Founded in 2006, the Committee on Capital Markets Regulation is dedicated to enhancing the competitiveness of U.S. capital markets and ensuring the stability of the U.S. financial system.
Our reports and releases provide lawmakers and regulators with concrete policy recommendations based on rigorous empirical research. We support the use of robust cost-benefit analysis as a critical component of financial regulatory reform.
Our membership includes thirty-three leaders drawn from the finance, investment, business, law, accounting, and academic communities. The Committee is chaired jointly by Glenn Hubbard (Dean, Columbia Business School) and John L. Thornton (Chairman, The Brookings Institution) and directed by Prof.

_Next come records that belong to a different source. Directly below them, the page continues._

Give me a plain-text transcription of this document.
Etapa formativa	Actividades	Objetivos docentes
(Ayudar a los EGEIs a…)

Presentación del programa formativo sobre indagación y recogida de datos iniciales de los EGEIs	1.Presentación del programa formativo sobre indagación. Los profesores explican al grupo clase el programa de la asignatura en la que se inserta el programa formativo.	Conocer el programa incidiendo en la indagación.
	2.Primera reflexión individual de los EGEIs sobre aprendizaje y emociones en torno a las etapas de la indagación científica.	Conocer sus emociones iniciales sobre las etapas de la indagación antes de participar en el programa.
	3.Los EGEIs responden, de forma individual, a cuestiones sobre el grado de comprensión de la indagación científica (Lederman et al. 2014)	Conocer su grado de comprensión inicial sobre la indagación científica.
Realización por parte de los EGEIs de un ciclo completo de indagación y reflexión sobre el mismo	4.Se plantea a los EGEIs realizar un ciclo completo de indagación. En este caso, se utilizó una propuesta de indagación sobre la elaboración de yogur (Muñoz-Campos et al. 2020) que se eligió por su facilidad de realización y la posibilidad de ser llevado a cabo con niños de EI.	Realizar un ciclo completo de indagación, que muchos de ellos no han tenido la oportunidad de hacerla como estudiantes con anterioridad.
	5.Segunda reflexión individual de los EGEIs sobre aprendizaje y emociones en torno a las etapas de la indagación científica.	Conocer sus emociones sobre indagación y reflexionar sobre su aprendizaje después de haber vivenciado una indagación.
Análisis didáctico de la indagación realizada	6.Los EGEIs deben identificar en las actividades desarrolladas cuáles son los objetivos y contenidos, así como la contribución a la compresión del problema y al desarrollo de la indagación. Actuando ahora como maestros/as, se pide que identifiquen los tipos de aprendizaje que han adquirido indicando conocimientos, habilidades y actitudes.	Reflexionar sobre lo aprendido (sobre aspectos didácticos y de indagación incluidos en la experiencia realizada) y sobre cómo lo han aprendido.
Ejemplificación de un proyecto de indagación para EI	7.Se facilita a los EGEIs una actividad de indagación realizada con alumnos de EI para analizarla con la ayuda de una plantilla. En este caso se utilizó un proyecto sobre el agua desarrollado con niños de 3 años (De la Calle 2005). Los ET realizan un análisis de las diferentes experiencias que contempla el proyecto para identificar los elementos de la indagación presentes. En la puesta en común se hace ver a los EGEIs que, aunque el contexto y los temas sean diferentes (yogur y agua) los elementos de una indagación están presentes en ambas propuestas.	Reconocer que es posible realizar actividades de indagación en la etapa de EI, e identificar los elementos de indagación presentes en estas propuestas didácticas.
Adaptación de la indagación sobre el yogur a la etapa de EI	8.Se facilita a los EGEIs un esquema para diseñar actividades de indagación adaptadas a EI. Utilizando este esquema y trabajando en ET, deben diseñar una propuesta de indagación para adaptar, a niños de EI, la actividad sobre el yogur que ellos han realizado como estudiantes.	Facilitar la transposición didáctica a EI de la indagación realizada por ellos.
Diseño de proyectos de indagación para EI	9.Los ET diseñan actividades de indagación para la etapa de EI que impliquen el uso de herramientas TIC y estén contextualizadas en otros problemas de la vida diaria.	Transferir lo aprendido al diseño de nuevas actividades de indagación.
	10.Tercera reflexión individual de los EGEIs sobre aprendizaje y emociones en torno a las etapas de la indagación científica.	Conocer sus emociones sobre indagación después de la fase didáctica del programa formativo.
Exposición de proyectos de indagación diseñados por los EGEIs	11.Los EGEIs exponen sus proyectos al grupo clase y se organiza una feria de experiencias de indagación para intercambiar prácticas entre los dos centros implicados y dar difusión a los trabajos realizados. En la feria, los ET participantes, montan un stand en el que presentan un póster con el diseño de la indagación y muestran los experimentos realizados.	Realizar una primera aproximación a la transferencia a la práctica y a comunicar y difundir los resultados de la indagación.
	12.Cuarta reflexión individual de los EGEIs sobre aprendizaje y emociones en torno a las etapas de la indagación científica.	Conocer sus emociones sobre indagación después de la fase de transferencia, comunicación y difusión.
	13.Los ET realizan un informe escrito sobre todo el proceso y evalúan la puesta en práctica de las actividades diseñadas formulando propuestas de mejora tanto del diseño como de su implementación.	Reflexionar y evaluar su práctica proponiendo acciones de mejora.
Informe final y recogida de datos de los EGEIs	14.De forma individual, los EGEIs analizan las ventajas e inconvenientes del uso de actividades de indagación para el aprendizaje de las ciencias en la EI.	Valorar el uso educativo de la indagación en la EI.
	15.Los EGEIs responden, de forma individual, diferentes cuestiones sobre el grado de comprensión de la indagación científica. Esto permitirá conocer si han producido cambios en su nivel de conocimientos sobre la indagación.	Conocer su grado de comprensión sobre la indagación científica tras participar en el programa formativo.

Hal S. Scott (Nomura Professor and Director of the Program on International Financial Systems, Harvard Law School).
The Committee is an independent and non-partisan 501(c)(3) research organization, financed by contributions from individuals, foundations, and corporations.
Recent Research Highlights
The Committee’s research regarding the regulation of U.S. capital markets provides policymakers with a nonpartisan, empirical foundation for public policy.
- Comment Letters: The Committee issues comment letters in response to proposed rules under Dodd-Frank, including the Volcker Rule, the Federal Reserve’s Enhanced Prudential Standards and FSOC’s Authority to Require Supervision and Regulation of Certain Nonbank Financial Companies (SIFIs).
- Cost-Benefit Analysis: The Committee recently completed a review of the cost-benefit analysis provisions in proposed and final rules under Dodd-Frank.
- Capital Study: The Committee is engaged in a study on enhancing the use of market discipline in determining sound levels of capitalizations for financial institutions.
- Interconnectedness and Contagion: The Committee is examining the contributions of interconnectedness and contagion to the financial crisis, and policy initiatives in response to the crisis.